The analytical restructuring is entirely training-free (the training-free baseline can be deployed directly). An optional fine-tuning step using 2k samples with a standard language modeling loss further improves quality.

Key Experimental Results¶

Main Results¶

Configuration	Speedup	Processing Time	Quality
Training-free	1.17×	Minutes	Usable
+2k fine-tuning	1.17×	Minutes + fine-tuning	Surpasses methods requiring orders of magnitude more resources

Ablation Study¶

Configuration	Key Metric	Note
Unified vs. partitioned experts	Partition significantly better	Validates the value of bimodal splitting
Analytical vs. learned router	Analytical is comparable	No router training required
Recursive hierarchical sparsity	Effective	Further accelerates MoE models

Key Findings¶

The bimodal activation pattern is pervasive across multiple LLM architectures (LLaMA-2, Mistral, etc.).
Minutes of processing plus 2k-sample fine-tuning suffices to surpass methods requiring 200B tokens of training.
The analytical router achieves quality comparable to learned routers at drastically reduced cost.

Highlights & Insights¶

The method is observation-driven — starting from the bimodal distribution of activation patterns, the design is natural and elegant.
The efficiency contrast of "minutes of processing vs. 200B-token training" is highly compelling.
The recursive application extends the method to both dense and MoE models.

Limitations & Future Work¶

The 1.17× speedup is relatively modest and may be insufficient for extreme low-latency scenarios.
The proportion of shared experts requires model-specific tuning.
The method has not been evaluated on vision or multimodal models.
Future work could combine the approach with orthogonal techniques such as quantization for further acceleration.

vs.
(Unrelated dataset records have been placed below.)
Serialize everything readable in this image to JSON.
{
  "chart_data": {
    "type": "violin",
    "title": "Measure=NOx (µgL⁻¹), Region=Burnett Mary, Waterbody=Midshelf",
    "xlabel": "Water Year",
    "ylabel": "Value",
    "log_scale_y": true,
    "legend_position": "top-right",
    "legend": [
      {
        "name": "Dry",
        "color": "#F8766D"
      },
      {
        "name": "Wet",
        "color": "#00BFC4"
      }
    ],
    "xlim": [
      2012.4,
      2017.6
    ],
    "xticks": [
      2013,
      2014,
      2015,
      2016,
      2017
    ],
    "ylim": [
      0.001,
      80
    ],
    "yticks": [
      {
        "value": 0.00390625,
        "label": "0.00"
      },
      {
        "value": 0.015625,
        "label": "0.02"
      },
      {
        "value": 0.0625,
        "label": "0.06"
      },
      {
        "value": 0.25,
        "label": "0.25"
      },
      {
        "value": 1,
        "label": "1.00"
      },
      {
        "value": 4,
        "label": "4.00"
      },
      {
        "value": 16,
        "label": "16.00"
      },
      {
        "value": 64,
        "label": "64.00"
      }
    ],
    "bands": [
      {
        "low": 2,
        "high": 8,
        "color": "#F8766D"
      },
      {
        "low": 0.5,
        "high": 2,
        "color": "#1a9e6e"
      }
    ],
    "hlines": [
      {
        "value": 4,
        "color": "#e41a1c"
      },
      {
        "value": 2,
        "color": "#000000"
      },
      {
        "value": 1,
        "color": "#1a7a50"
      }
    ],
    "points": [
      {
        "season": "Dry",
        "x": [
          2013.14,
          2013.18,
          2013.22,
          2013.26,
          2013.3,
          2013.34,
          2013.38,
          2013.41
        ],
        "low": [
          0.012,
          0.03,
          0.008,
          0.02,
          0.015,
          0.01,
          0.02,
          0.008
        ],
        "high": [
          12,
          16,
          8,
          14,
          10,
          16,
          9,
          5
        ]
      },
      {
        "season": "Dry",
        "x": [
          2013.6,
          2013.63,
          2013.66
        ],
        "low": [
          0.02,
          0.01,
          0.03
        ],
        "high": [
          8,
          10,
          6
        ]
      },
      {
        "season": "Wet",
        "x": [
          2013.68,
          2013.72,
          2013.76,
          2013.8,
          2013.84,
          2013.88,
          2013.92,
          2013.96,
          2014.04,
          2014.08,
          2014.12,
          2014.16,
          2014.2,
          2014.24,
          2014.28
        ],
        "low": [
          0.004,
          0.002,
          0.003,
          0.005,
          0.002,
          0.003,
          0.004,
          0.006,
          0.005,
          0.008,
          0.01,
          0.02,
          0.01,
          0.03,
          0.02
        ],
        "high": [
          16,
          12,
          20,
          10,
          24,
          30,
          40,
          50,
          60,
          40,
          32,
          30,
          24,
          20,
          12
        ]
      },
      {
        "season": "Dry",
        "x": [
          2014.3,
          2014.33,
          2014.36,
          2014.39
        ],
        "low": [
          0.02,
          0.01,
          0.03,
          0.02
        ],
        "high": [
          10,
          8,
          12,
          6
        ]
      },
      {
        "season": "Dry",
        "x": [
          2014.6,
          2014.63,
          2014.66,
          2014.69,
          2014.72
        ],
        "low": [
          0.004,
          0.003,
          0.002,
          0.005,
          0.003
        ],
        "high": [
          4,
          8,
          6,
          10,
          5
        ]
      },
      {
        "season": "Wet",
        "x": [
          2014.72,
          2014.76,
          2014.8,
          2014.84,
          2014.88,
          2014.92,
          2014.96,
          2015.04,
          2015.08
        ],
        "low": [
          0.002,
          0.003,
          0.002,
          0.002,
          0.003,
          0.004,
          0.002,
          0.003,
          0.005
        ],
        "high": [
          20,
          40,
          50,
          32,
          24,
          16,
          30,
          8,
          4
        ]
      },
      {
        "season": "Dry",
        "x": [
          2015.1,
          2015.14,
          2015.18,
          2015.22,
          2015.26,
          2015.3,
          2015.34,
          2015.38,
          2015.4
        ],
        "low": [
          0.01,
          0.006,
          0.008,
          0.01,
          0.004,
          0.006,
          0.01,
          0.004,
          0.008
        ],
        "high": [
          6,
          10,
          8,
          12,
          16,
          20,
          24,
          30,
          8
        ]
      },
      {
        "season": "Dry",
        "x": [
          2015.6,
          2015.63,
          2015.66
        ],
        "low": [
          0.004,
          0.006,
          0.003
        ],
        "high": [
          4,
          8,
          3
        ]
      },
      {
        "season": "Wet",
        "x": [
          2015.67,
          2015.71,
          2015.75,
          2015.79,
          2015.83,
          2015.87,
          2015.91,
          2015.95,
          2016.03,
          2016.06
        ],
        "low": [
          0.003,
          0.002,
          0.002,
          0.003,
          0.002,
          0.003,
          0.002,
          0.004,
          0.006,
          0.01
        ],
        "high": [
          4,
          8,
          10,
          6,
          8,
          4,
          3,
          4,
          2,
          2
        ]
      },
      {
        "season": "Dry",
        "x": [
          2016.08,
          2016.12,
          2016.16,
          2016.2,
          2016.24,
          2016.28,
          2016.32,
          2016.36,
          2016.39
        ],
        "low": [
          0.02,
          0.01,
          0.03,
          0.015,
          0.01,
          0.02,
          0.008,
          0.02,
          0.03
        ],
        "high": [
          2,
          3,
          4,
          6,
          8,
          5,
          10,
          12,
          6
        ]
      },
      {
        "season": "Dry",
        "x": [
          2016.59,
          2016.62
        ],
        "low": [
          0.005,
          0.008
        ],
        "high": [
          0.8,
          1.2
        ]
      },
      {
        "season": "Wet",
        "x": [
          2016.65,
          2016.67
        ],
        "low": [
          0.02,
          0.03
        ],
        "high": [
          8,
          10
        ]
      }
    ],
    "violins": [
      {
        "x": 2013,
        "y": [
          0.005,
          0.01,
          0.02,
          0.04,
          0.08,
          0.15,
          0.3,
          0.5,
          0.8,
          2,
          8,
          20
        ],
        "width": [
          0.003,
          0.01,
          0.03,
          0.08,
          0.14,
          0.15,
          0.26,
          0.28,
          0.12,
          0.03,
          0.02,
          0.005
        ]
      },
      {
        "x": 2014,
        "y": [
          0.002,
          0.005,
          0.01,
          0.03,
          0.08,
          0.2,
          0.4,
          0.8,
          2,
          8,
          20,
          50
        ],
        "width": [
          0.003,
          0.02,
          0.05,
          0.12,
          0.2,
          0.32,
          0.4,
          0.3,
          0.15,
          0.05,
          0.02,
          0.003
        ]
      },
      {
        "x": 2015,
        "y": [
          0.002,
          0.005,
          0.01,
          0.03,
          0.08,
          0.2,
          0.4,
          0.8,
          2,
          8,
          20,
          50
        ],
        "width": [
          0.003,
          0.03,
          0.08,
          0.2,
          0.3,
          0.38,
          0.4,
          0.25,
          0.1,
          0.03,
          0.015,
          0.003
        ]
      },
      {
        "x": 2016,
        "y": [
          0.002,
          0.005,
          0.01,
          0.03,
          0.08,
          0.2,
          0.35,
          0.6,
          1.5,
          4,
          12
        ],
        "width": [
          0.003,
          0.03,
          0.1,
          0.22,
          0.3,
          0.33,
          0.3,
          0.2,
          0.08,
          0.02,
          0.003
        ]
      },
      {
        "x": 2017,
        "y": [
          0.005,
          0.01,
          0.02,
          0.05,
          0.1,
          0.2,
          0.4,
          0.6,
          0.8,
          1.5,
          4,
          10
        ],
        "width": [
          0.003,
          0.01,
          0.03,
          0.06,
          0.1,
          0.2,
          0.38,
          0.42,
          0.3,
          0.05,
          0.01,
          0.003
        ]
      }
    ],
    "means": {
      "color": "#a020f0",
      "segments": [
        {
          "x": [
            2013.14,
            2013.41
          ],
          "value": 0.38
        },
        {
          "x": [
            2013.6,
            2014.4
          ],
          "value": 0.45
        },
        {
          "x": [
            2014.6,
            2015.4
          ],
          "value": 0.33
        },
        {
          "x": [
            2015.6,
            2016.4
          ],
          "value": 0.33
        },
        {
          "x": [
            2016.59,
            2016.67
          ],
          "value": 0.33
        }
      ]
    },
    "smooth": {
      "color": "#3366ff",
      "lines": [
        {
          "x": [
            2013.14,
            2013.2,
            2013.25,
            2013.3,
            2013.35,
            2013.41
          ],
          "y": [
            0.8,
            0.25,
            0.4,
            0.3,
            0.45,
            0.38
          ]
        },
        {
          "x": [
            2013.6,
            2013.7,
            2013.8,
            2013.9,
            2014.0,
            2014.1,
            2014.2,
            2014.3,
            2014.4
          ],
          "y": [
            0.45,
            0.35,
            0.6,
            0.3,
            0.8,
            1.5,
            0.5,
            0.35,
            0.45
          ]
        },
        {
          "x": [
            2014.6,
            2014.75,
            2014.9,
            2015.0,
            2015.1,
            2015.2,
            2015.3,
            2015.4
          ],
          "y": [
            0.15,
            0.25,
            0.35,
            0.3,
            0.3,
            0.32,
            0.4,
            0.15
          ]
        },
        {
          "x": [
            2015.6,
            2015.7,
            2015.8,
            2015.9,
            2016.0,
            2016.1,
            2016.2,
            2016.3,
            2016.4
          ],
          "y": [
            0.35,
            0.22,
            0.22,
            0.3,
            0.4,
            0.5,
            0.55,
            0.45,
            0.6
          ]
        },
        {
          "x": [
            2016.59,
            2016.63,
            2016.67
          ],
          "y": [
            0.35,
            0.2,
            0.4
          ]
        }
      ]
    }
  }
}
MoEfication: Distinguishes shared and routed neurons rather than applying uniform clustering, fundamentally exploiting activation structure.
vs. LLaMA-MoE: Eliminates the need for large-scale continued training, reducing cost by orders of magnitude.
vs. Activation Sparsity Methods (e.g., DejaVu): Operates at a different granularity and can be used in combination.

Rating¶

Novelty: ⭐⭐⭐⭐ The combination of the bimodal activation observation and the analytical router is original.
Experimental Thoroughness: ⭐⭐⭐⭐ Evaluated across multiple models and tasks against strong baselines.
Writing Quality: ⭐⭐⭐⭐⭐ The observation→motivation→method→validation logical chain is exemplary.
Value: ⭐⭐⭐⭐ Directly applicable to efficient LLM inference.